Archbishop Dolan began the day by admonishing those in attendance to respond with love to those who have not yet come to the truth. He recounted a recent conversation with an abortionist who told him that the pro-life movement is winning because we are changing hearts. That’s true. But after the Archbishop spoke, we heard from several with broken hearts.

The older couple whose daughter was ashamed to say she was pregnant so many years ago and aborted. The husband was particularly poignant when he lamented that his daughter felt she needed to be perfect before she could be loved by them.

The husband who was the one to suggest abortion to his wife. The shared loss of dignity. He stated that there were no words to say “I’m sorry” in a manner that could encompass what he suggested and what they had done.

The friend who let her best friend go ahead with abortion for fear of sounding judgmental and losing a friendship.

The mother who spoke more to her baby than to us, telling her how very sorry she was, how the baby is never far from her thoughts so many years later.

The abortionist whose voice cracked as he recounted having to have talked himself into distancing emotionally from what he’d been doing. The obvious burden he bears, rejoicing in God’s mercy, but unable to shake off all of those deaths at his hands.

And so they came and went, a heart-wrenching procession of what some might derisively dismiss as ‘statistical noise’, which is to say an artifact in the numbers.


In truth, the sorrow was almost unbearable.

As I sat there, I silently asked for God’s forgiveness that I am so late to the table.
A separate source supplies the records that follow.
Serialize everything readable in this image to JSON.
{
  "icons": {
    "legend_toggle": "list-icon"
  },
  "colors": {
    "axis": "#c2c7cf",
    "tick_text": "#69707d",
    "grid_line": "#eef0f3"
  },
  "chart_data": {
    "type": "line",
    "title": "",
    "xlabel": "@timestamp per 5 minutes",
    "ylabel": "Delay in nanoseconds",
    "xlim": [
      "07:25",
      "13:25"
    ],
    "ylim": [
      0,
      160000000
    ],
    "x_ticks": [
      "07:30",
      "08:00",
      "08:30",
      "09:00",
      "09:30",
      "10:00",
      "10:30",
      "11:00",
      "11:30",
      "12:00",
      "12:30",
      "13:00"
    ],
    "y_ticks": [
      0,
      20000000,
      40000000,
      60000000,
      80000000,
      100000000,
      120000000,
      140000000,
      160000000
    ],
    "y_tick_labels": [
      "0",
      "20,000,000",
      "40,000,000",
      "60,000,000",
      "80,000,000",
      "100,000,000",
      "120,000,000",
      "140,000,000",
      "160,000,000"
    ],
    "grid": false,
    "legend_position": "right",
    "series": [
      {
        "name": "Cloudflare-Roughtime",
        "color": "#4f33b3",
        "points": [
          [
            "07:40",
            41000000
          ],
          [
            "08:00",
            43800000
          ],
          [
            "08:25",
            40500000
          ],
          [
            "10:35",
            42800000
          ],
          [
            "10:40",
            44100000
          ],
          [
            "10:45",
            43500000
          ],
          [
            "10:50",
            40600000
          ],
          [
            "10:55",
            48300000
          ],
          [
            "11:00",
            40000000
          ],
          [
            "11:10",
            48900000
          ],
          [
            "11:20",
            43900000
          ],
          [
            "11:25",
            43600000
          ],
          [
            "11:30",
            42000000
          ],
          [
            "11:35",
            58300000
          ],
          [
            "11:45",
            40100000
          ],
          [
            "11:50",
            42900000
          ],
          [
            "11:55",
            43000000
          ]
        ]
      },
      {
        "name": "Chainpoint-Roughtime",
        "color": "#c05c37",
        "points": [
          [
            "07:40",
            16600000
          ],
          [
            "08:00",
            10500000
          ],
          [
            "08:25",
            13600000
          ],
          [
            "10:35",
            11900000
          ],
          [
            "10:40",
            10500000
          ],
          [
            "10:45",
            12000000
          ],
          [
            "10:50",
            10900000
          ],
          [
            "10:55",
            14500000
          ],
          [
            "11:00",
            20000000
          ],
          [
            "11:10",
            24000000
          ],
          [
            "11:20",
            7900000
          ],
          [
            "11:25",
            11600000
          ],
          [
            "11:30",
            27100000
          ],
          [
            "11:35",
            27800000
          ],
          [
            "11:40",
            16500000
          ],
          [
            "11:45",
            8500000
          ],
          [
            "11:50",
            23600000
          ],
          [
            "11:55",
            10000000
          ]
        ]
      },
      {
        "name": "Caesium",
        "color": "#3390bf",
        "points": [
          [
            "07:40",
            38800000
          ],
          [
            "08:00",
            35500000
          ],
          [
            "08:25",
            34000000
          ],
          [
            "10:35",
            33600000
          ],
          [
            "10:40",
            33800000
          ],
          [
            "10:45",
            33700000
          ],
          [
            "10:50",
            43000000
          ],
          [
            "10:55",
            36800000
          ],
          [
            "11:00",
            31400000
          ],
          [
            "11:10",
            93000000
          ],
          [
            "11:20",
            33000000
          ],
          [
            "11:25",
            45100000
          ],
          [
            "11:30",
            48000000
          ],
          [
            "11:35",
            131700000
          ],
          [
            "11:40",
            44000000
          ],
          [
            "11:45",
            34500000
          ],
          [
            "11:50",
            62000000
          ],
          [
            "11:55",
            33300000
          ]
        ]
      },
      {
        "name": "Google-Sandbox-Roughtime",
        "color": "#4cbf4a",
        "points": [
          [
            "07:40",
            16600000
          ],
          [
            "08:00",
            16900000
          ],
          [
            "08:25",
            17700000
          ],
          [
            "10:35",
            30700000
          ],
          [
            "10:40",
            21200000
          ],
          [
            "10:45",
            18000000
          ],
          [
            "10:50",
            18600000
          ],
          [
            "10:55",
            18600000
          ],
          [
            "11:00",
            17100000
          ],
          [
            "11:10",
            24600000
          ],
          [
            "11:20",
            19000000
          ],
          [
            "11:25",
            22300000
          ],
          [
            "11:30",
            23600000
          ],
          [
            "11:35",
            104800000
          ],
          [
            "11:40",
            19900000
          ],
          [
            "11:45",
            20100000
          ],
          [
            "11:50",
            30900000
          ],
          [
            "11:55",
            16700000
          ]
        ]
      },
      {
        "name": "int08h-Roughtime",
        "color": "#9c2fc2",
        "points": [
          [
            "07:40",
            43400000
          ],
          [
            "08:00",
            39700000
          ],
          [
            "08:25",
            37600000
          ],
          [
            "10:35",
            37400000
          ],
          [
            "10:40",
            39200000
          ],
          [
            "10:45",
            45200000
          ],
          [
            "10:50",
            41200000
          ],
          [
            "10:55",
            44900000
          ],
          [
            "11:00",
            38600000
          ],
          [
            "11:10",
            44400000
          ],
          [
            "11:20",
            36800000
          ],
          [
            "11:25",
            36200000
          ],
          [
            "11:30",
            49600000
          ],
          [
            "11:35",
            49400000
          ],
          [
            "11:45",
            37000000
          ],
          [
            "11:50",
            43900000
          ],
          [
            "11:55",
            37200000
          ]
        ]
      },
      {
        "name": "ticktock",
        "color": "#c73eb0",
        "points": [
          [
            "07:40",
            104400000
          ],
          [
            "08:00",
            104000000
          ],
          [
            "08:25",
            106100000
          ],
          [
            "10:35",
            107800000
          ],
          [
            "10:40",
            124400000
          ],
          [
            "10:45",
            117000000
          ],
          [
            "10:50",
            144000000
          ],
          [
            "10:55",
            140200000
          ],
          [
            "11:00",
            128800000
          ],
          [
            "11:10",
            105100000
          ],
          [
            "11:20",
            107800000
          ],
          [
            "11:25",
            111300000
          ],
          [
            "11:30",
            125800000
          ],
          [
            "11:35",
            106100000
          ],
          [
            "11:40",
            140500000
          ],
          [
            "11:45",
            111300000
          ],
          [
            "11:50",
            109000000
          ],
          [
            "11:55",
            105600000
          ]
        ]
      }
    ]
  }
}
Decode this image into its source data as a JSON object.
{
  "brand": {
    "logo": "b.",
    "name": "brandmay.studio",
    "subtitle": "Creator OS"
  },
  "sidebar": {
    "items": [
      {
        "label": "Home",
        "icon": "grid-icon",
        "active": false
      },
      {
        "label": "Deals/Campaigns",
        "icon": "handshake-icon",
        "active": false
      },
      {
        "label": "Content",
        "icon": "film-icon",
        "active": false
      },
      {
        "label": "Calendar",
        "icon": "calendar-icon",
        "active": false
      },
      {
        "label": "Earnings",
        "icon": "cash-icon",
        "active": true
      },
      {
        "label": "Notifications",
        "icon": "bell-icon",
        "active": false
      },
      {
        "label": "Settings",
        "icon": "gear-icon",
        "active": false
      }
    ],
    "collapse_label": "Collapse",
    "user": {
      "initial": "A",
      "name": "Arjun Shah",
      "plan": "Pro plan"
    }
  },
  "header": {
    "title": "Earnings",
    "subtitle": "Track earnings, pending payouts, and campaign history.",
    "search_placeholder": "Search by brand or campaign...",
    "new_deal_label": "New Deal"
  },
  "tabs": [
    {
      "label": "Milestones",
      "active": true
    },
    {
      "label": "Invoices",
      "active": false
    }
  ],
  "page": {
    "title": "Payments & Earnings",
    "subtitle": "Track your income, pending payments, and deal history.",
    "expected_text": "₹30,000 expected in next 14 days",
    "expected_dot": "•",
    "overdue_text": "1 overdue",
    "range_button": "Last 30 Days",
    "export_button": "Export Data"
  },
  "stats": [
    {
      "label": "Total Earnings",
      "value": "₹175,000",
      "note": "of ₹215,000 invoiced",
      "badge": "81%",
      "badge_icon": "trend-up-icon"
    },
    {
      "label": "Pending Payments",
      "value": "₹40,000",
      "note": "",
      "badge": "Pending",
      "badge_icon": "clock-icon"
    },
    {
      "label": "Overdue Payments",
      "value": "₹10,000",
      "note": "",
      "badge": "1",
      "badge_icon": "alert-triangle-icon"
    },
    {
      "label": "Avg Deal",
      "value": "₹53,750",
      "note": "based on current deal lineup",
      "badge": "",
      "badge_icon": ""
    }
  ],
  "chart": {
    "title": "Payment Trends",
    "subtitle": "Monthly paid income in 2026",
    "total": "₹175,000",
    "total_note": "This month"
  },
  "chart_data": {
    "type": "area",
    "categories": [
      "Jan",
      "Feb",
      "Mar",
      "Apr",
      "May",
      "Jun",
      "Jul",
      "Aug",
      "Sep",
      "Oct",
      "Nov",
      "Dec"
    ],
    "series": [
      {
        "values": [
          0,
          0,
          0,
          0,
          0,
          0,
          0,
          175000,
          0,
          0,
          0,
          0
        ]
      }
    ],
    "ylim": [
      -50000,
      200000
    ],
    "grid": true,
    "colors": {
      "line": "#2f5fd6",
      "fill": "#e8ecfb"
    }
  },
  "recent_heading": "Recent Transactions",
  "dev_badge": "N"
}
I was also inspired by each presenter’s witness to God’s mercy; “An ocean of mercy,” as one presenter put it. That’s the beauty of Christianity in general, and Catholicism in particular. We never stop proclaiming the love and mercy of our Father in Heaven, who is Love and Mercy. As I listened to the doctor speaking, I was struck by the thought that indeed God’s Love is infinitely greater than the worst sins of those among us.

It’s simply there for the asking. I thought of the older man lamenting how his daughter felt that she needed to be perfect in order to be loved by him. Now, if that man with all of his sins doesn’t require perfection as a precondition for love, how much less does God the Father expect us to do it all on our own before coming to Him? It’s impossible and even futile to try.

That was Jesus’ point in Matthew when He said, “If you with all of your sins know how to give your children what is good, how much more will your Father in heaven give the Holy Spirit to anyone who asks?”

Words to consider as we head into the anniversary of Roe v. Wade. We ought not yield to despair over our particular failings, but drown them in the ocean of God’s Love and Mercy.